Materials/Methods: From 1993-1998, a total of 301 low to high risk prostate cancer patients were randomized to external beam radiation using 70 Gy vs. 78 Gy without planned neoadjuvant or adjuvant hormone therapy. Recurrences were defined as follows: Biochemical failure as per the Phoenix criteria; local failure as palpable disease confirmed via biopsy or biopsy done due to rising PSA; regional nodal failure diagnosed with a CT scan and/or biopsy; and distant metastasis diagnosed by a bone scan. Death was confirmed through chart review, Social Security Death Index, and/or family contact. Kaplan-Meier analysis was used to determine rates of freedom from biochemical or clinical failure (FFF), disease-specific survival, and overall survival. A Cox proportional hazards model was used for multivariate analysis.
Results: Median follow-up was 14.3 years. There was no treatment arm difference in age, ethnicity, PSA, Gleason score, or NCCN risk stratification. Of the 301 patients, 214 were deceased as of December 2017. Of the living patients, 22 requested to stop contact and/or were lost to follow-up. Median time since last contact among all living patients was 24 months (range: 0 - 231). Comparing the 70 Gy vs. 78 Gy arms, FFF at 20 years was 53.8% vs. 74.3%, respectively (p=0.0018), largely driven by improvements in both biochemical failure (24.4% vs. 13.5%, respectively; p=0.05) and distant failure (17.4% vs. 5.3%, respectively; p=0.020). FFF was significantly higher in the 78 Gy arm for low (p=0.035) and intermediate (p=0.020) NCCN risk groups. Multivariate factors that predict for FFF include pre-treatment PSA >10 ng/ml, Gleason score, and tumor stage. Out of 107 failures, 91 received salvage treatment at a median of 57.7 months from protocol treatment (range: 7.7 – 257.5; p=0.553). There was no significant difference in overall or disease-specific survival, although, at 20 years after treatment, the latter was 68.4% vs. 82.3% favoring dose escalation (HR: 0.57, CI 0.31-1.06; p=0.074). A total of 7 patients (2.3%) had secondary malignancies, possibly radiation-related: 1 rectal and 6 bladder, without a difference between treatment arms.

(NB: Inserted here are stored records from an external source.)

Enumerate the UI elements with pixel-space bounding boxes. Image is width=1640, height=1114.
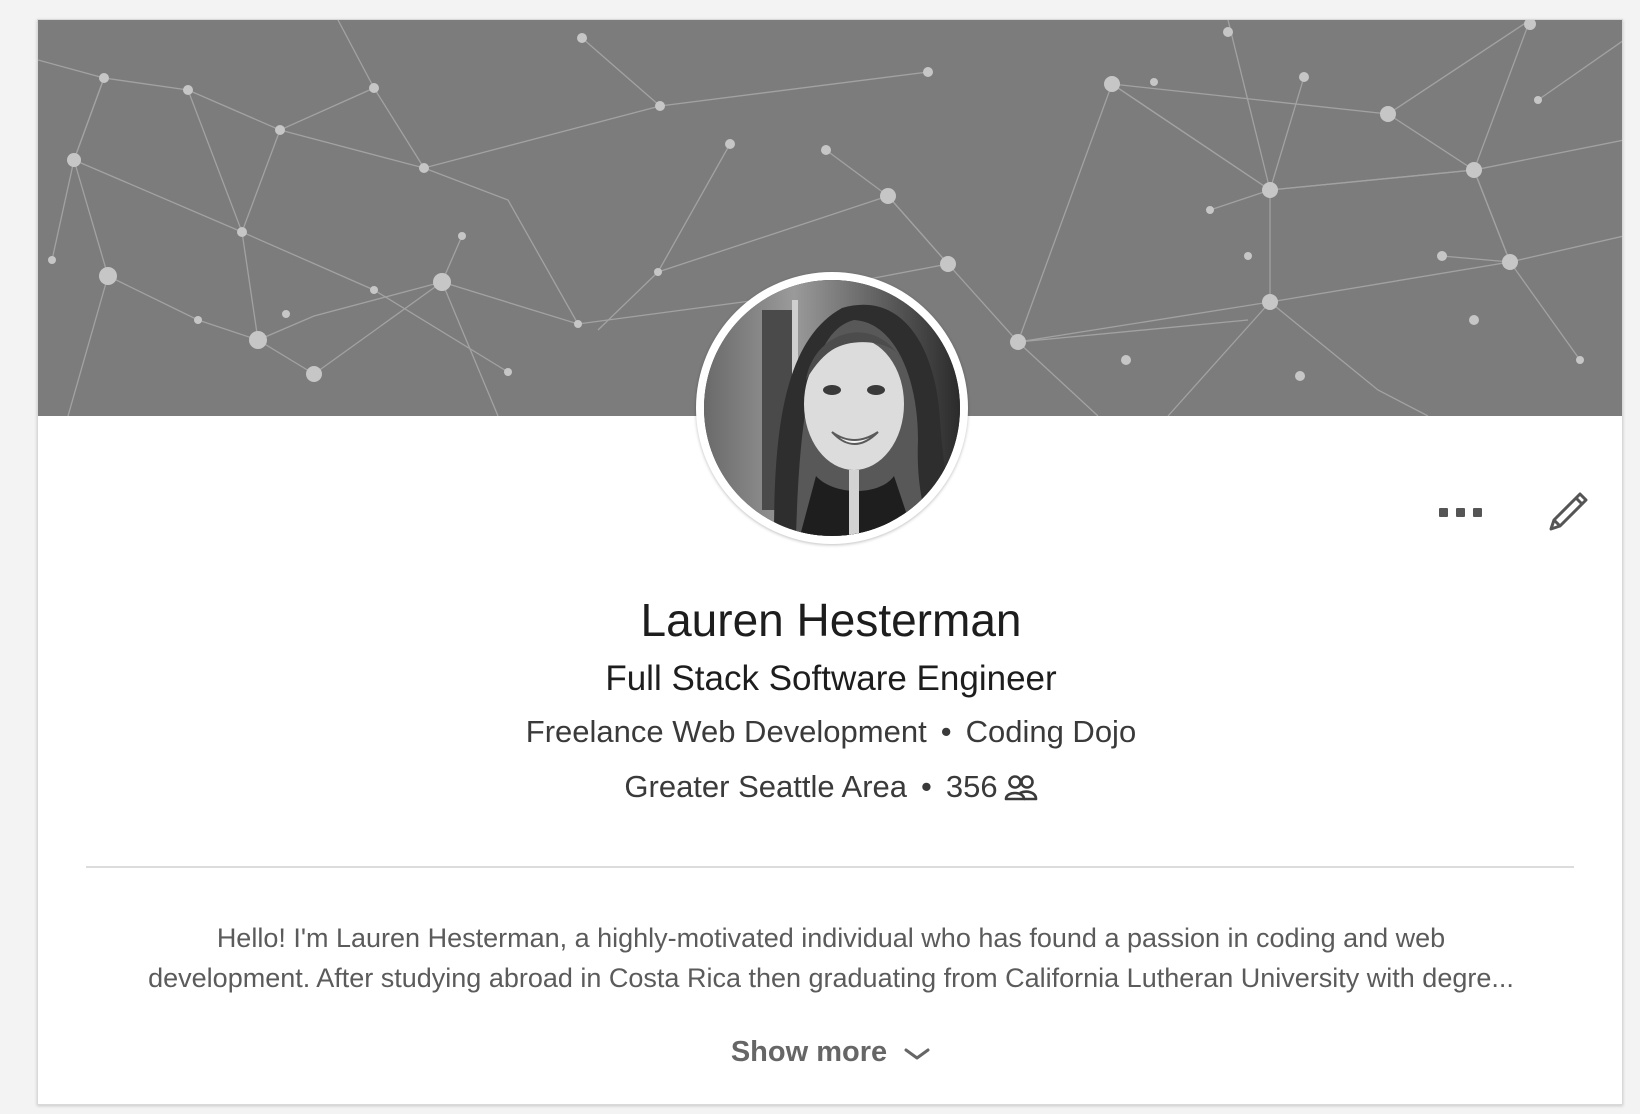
separator-dot: • (940, 714, 952, 749)
current-company-link[interactable]: Freelance Web Development (526, 714, 927, 749)
profile-card: Lauren Hesterman Full Stack Software Eng… (37, 19, 1623, 1105)
section-divider (86, 866, 1574, 868)
show-more-label: Show more (730, 1036, 888, 1068)
summary-line: Hello! I'm Lauren Hesterman, a highly-mo… (216, 923, 1446, 953)
pencil-icon (1549, 492, 1588, 531)
education-link[interactable]: Coding Dojo (966, 714, 1137, 749)
profile-headline: Full Stack Software Engineer (605, 659, 1057, 698)
more-actions-button[interactable] (1433, 492, 1489, 532)
profile-summary: Hello! I'm Lauren Hesterman, a highly-mo… (90, 918, 1572, 998)
profile-name: Lauren Hesterman (640, 594, 1022, 646)
connections-count: 356 (945, 769, 998, 804)
show-more-button[interactable]: Show more (731, 1032, 931, 1074)
portrait-image (704, 280, 960, 536)
show-more-row: Show more (38, 1032, 1622, 1074)
location-text: Greater Seattle Area (624, 769, 907, 804)
more-horizontal-icon (1439, 508, 1482, 517)
edit-profile-button[interactable] (1536, 476, 1600, 540)
connections-link[interactable]: 356 (946, 769, 1038, 804)
chevron-down-icon (903, 1034, 931, 1074)
summary-line: development. After studying abroad in Co… (148, 963, 1514, 993)
connections-icon (1004, 770, 1038, 812)
work-education-line: Freelance Web Development • Coding Dojo (38, 711, 1622, 753)
avatar (704, 280, 960, 536)
separator-dot: • (921, 769, 932, 804)
profile-photo[interactable] (696, 272, 968, 544)
location-connections-line: Greater Seattle Area • 356 (38, 766, 1622, 812)
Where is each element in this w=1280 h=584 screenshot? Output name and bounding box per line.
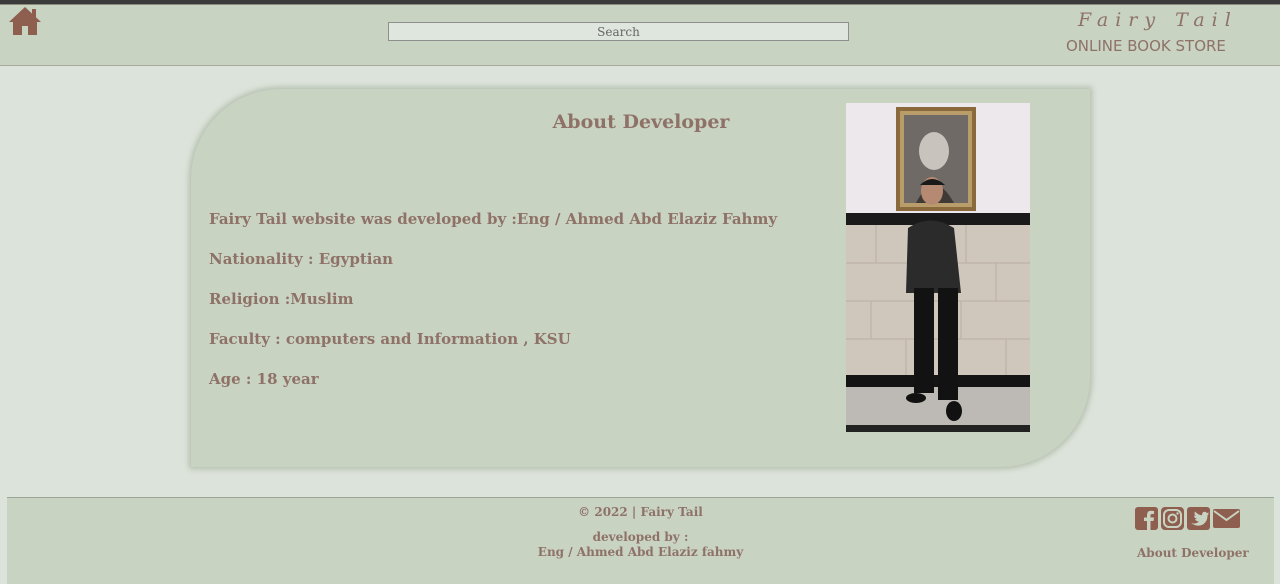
facebook-icon[interactable] xyxy=(1135,507,1158,530)
page-title: About Developer xyxy=(552,111,730,133)
age-line: Age : 18 year xyxy=(209,370,319,388)
nationality-line: Nationality : Egyptian xyxy=(209,250,394,268)
copyright: © 2022 | Fairy Tail xyxy=(578,505,703,519)
about-developer-card: About Developer Fairy Tail website was d… xyxy=(191,89,1090,467)
mail-icon[interactable] xyxy=(1213,507,1240,530)
developer-line: Fairy Tail website was developed by :Eng… xyxy=(209,210,778,228)
faculty-line: Faculty : computers and Information , KS… xyxy=(209,330,571,348)
site-header: Fairy Tail ONLINE BOOK STORE xyxy=(0,4,1280,66)
search-input[interactable] xyxy=(388,22,849,41)
developer-photo xyxy=(846,103,1030,432)
developer-name: Eng / Ahmed Abd Elaziz fahmy xyxy=(537,545,744,559)
developed-by-label: developed by : xyxy=(592,530,689,544)
brand-subtitle: ONLINE BOOK STORE xyxy=(1066,37,1226,55)
developer-info: Fairy Tail website was developed by :Eng… xyxy=(209,209,778,409)
home-icon[interactable] xyxy=(8,6,42,36)
about-developer-link[interactable]: About Developer xyxy=(1137,546,1249,560)
instagram-icon[interactable] xyxy=(1161,507,1184,530)
site-footer: © 2022 | Fairy Tail developed by : Eng /… xyxy=(7,497,1274,584)
twitter-icon[interactable] xyxy=(1187,507,1210,530)
social-links xyxy=(1135,507,1240,531)
brand-title: Fairy Tail xyxy=(1078,9,1238,31)
religion-line: Religion :Muslim xyxy=(209,290,354,308)
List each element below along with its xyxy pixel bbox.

Conclusion: With 20 years follow up, dose escalation continues to confer significantly improved freedom from biochemical and distant metastatic failure in patients with localized prostate cancer. Death from prostate cancer was trending toward significance and was nearly halved by dose escalation. Among all patients, long-term secondary malignancy rates are well within the range of studies with shorter follow-up. This group of patients offers unique insight into the impact of increased radiation dose.

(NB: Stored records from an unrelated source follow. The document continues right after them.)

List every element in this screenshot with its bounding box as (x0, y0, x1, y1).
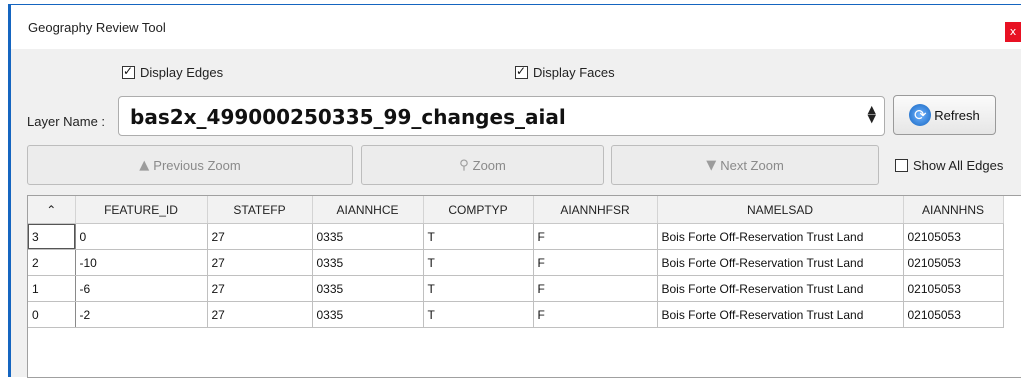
display-edges-box[interactable]: ✓ (122, 64, 135, 79)
zoom-label: Zoom (472, 157, 506, 173)
spinner-arrows-icon[interactable]: ▲ ▼ (868, 104, 876, 124)
display-faces-checkbox[interactable]: ✓ Display Faces (515, 64, 615, 80)
column-header-statefp[interactable]: STATEFP (207, 196, 313, 224)
previous-zoom-label: Previous Zoom (153, 157, 241, 173)
layer-select-value: bas2x_499000250335_99_changes_aial (130, 105, 566, 129)
cell-aiannhns[interactable]: 02105053 (903, 223, 1004, 250)
triangle-up-icon: ▲ (139, 157, 150, 173)
cell-aiannhfsr[interactable]: F (533, 223, 658, 250)
cell-aiannhns[interactable]: 02105053 (903, 249, 1004, 276)
magnifier-icon: ⚲ (459, 157, 469, 173)
column-header-aiannhfsr[interactable]: AIANNHFSR (533, 196, 658, 224)
refresh-button[interactable]: ⟳ Refresh (893, 95, 996, 135)
refresh-icon: ⟳ (909, 104, 932, 126)
table-row[interactable]: 1 -6 27 0335 T F Bois Forte Off-Reservat… (28, 275, 1004, 302)
table-row[interactable]: 0 -2 27 0335 T F Bois Forte Off-Reservat… (28, 301, 1004, 328)
next-zoom-button[interactable]: ▼ Next Zoom (611, 145, 879, 185)
row-number[interactable]: 2 (28, 249, 76, 276)
cell-aiannhce[interactable]: 0335 (312, 301, 424, 328)
column-header-comptyp[interactable]: COMPTYP (423, 196, 534, 224)
cell-statefp[interactable]: 27 (207, 249, 313, 276)
cell-statefp[interactable]: 27 (207, 223, 313, 250)
cell-aiannhce[interactable]: 0335 (312, 275, 424, 302)
display-edges-checkbox[interactable]: ✓ Display Edges (122, 64, 224, 80)
layer-select[interactable]: bas2x_499000250335_99_changes_aial ▲ ▼ (118, 96, 885, 136)
show-all-edges-box[interactable] (895, 159, 908, 172)
sort-ascending-icon: ⌃ (46, 202, 57, 217)
zoom-button[interactable]: ⚲ Zoom (361, 145, 604, 185)
column-header-aiannhns[interactable]: AIANNHNS (903, 196, 1004, 224)
sort-corner-header[interactable]: ⌃ (28, 196, 76, 224)
previous-zoom-button[interactable]: ▲ Previous Zoom (27, 145, 353, 185)
column-header-aiannhce[interactable]: AIANNHCE (312, 196, 424, 224)
cell-statefp[interactable]: 27 (207, 301, 313, 328)
cell-aiannhfsr[interactable]: F (533, 301, 658, 328)
cell-comptyp[interactable]: T (423, 223, 534, 250)
next-zoom-label: Next Zoom (720, 157, 784, 173)
triangle-down-icon: ▼ (706, 157, 717, 173)
cell-namelsad[interactable]: Bois Forte Off-Reservation Trust Land (657, 223, 904, 250)
cell-namelsad[interactable]: Bois Forte Off-Reservation Trust Land (657, 249, 904, 276)
column-header-namelsad[interactable]: NAMELSAD (657, 196, 904, 224)
attribute-table[interactable]: ⌃ FEATURE_ID STATEFP AIANNHCE COMPTYP AI… (27, 195, 1021, 378)
cell-namelsad[interactable]: Bois Forte Off-Reservation Trust Land (657, 301, 904, 328)
column-header-feature-id[interactable]: FEATURE_ID (75, 196, 208, 224)
close-button[interactable]: x (1005, 22, 1021, 42)
table-header-row: ⌃ FEATURE_ID STATEFP AIANNHCE COMPTYP AI… (28, 196, 1004, 224)
row-number[interactable]: 0 (28, 301, 76, 328)
cell-aiannhns[interactable]: 02105053 (903, 275, 1004, 302)
cell-namelsad[interactable]: Bois Forte Off-Reservation Trust Land (657, 275, 904, 302)
checkmark-icon: ✓ (123, 64, 134, 78)
cell-feature-id[interactable]: -2 (75, 301, 208, 328)
cell-comptyp[interactable]: T (423, 275, 534, 302)
row-number[interactable]: 1 (28, 275, 76, 302)
cell-comptyp[interactable]: T (423, 301, 534, 328)
refresh-label: Refresh (934, 107, 980, 123)
row-number[interactable]: 3 (28, 223, 76, 250)
cell-comptyp[interactable]: T (423, 249, 534, 276)
cell-feature-id[interactable]: -6 (75, 275, 208, 302)
cell-aiannhfsr[interactable]: F (533, 275, 658, 302)
cell-feature-id[interactable]: 0 (75, 223, 208, 250)
display-faces-box[interactable]: ✓ (515, 64, 528, 79)
checkmark-icon: ✓ (516, 64, 527, 78)
title-bar: Geography Review Tool x (11, 5, 1021, 49)
display-faces-label: Display Faces (533, 65, 615, 80)
show-all-edges-label: Show All Edges (913, 158, 1004, 173)
cell-aiannhce[interactable]: 0335 (312, 249, 424, 276)
table-row[interactable]: 2 -10 27 0335 T F Bois Forte Off-Reserva… (28, 249, 1004, 276)
cell-aiannhce[interactable]: 0335 (312, 223, 424, 250)
cell-aiannhfsr[interactable]: F (533, 249, 658, 276)
cell-statefp[interactable]: 27 (207, 275, 313, 302)
table-row[interactable]: 3 0 27 0335 T F Bois Forte Off-Reservati… (28, 223, 1004, 250)
layer-name-label: Layer Name : (27, 114, 106, 129)
cell-aiannhns[interactable]: 02105053 (903, 301, 1004, 328)
geography-review-window: Geography Review Tool x ✓ Display Edges … (8, 4, 1021, 378)
cell-feature-id[interactable]: -10 (75, 249, 208, 276)
show-all-edges-checkbox[interactable]: Show All Edges (895, 158, 1003, 173)
window-title: Geography Review Tool (28, 20, 166, 35)
display-edges-label: Display Edges (140, 65, 224, 80)
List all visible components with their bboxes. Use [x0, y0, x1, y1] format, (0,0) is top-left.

Author Disclosure: D. Pasalic: None. D.A. Kuban: Executive Director Cancer Network-Radiation Oncol; The University of Texas M.D. Anderson Cancer Ctr. Co-Medical Director of Patient Affairs; The University of Texas M.D. Anderson Cancer Ctr. M.S. Anscher: employment; Virginia Commonwealth University, Medical College of Virginia Physicians, MD Anderson Cancer Center. Stock Options; CivaTech Oncology. Medical Advisory Board; CivaTech Oncology. Member, Scientific Advisory Board; Virginia Life Sciences Investments.